Together We Read: Rotary and Save the Children Partnership District 7730
Beginning in June 2018, Rotary and Save the Children have been developing the concept for a pilot partnership. In the United States, Save the Children works to give the most under-served, and hardest to reach children the best chance for success. One of their programs is an early learning intervention that helps prepare the youngest, most vulnerable children for school success.
The partnership connects local Save the Children programs with Rotary clubs and districts to build awareness and support for programs that close the academic achievement gap and increase literacy rates in rural communities through research-based early learning programs.
The partnership unites local early childhood organizations (local Smart Start funded nonprofits, literacy coalitions, libraries, child care resource and referral agencies, etc.), Save the Children’s expertise in child literacy programs, data collection and outcomes measurement with Rotary’s expertise in advocacy, connecting community leaders, developing and implementing literacy projects and driving public awareness and fundraising efforts – all with the aim of measurably increasing education outcomes for young children living in poverty.
WE KNOW THE NEED
Our President Elects and Nominees heard at PETS in March 2019, about this opportunity to bring additional resources and focus to our District to support Literacy efforts that in most of our 8 Areas is already happening. If you peruse the District wide data that was sent with the literacy data across the 14 counties in our district, we have much to gain for our children and our communities with some additional resources at no cost; just time and coordination.
- Research shows that, for at-risk children, the academic achievement gap starts early and can be measured in babies as young as 9 months old. A child’s brain is already 80% formed by age 3; 90% by age 5.
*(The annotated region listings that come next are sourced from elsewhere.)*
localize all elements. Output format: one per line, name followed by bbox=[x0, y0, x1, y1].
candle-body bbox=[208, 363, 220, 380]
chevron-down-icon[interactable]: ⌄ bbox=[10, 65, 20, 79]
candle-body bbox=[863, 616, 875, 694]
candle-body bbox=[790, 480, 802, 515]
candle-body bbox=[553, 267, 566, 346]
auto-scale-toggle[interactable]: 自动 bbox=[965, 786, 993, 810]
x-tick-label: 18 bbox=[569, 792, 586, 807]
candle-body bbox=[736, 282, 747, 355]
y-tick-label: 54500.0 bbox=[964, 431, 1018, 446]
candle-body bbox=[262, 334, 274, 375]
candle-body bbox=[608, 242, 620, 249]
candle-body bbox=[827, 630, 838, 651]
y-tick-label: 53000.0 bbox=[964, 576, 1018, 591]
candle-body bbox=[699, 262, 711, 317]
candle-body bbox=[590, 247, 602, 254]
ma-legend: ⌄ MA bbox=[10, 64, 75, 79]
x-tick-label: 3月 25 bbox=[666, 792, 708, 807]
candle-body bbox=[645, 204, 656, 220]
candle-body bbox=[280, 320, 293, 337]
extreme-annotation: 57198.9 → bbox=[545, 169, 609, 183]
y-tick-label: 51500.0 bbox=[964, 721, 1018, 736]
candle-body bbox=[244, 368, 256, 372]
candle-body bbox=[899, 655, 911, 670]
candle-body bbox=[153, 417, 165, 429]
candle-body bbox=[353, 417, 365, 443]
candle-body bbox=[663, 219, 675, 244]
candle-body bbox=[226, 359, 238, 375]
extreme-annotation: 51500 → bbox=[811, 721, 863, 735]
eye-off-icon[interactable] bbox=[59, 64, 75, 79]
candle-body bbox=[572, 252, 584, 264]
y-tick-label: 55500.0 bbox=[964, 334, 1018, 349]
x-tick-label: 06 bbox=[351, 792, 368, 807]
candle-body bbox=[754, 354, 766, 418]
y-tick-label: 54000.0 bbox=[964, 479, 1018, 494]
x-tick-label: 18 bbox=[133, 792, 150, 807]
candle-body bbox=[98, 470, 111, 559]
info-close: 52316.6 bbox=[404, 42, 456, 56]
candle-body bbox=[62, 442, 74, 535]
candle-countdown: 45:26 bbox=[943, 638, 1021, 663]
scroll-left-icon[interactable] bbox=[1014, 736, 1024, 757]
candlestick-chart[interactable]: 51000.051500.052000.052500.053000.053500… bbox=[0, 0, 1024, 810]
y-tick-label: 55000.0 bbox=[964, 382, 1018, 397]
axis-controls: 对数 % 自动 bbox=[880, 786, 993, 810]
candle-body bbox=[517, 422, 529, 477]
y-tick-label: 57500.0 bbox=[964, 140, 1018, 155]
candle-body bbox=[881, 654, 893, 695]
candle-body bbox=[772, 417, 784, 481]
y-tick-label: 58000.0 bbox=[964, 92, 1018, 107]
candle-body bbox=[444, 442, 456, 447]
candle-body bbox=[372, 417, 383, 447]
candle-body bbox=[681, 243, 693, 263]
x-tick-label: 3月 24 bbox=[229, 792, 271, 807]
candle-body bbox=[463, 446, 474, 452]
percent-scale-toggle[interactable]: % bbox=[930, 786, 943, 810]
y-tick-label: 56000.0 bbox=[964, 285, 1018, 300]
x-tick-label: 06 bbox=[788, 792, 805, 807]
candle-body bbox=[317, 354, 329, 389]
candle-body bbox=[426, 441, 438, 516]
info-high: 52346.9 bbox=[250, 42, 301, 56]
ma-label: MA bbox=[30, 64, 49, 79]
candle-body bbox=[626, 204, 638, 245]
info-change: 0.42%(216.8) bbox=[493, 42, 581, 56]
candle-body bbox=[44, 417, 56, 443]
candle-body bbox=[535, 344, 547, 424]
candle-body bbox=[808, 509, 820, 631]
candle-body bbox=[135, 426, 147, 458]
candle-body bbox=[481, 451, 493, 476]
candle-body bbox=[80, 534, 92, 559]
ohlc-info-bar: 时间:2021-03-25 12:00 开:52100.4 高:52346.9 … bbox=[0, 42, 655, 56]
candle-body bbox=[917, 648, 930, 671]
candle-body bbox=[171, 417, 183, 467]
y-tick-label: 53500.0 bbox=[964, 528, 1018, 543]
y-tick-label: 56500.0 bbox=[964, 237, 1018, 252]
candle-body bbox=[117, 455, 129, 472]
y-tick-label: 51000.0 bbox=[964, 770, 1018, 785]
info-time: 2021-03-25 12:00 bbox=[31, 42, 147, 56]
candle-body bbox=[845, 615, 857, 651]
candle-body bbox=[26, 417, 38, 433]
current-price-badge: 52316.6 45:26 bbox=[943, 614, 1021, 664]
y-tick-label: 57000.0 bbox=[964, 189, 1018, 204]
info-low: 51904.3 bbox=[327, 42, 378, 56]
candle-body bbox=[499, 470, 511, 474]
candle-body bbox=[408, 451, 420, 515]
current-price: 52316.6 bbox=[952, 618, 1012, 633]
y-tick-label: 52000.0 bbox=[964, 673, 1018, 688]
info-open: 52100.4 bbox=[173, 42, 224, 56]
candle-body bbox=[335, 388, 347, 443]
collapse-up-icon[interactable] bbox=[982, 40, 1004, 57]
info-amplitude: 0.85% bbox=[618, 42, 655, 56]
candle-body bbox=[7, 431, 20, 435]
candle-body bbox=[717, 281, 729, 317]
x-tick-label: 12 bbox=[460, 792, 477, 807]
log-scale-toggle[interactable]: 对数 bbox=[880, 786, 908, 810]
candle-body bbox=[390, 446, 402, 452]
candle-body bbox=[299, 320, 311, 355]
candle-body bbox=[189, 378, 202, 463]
- Young children who don’t have access to high-quality preschool or early education are 25% more likely to drop out of school, 40% more likely to become teen parents, 50% more likely to be placed in special education, and 60% more likely to never attend college.
- Low-income children often live in households with no books or early learning resources. Early language and literacy development is a key school-readiness factor. But by age 3, the average child in low-income households knows fewer than half as many words as children in high-income households.
- James J. Heckman, University of Chicago professor and Nobel Prize winner in economics, has found that every dollar spent on high-quality, birth-to-five programs for disadvantaged children delivers a 13% annual return on investment.
HOW WE ALIGN
This partnership not only embodies Rotary’s new vision and commitment to take action to create lasting change, but it also lends itself to supporting Rotary’s basic education and literacy efforts. Participants in this program will help Rotary create a model for future basic education and literacy projects that other clubs could implement. The program would also provide Rotarians with the opportunity to both measure and increase impact in their local communities, build closer relationships with community leaders to support a common cause and enhance Rotary’s image as an organization that takes action to address needs within the community.
From Rotary’s perspective, this pilot program could also increase public awareness of Rotary, create greater local club impact and enhance engagement among our members.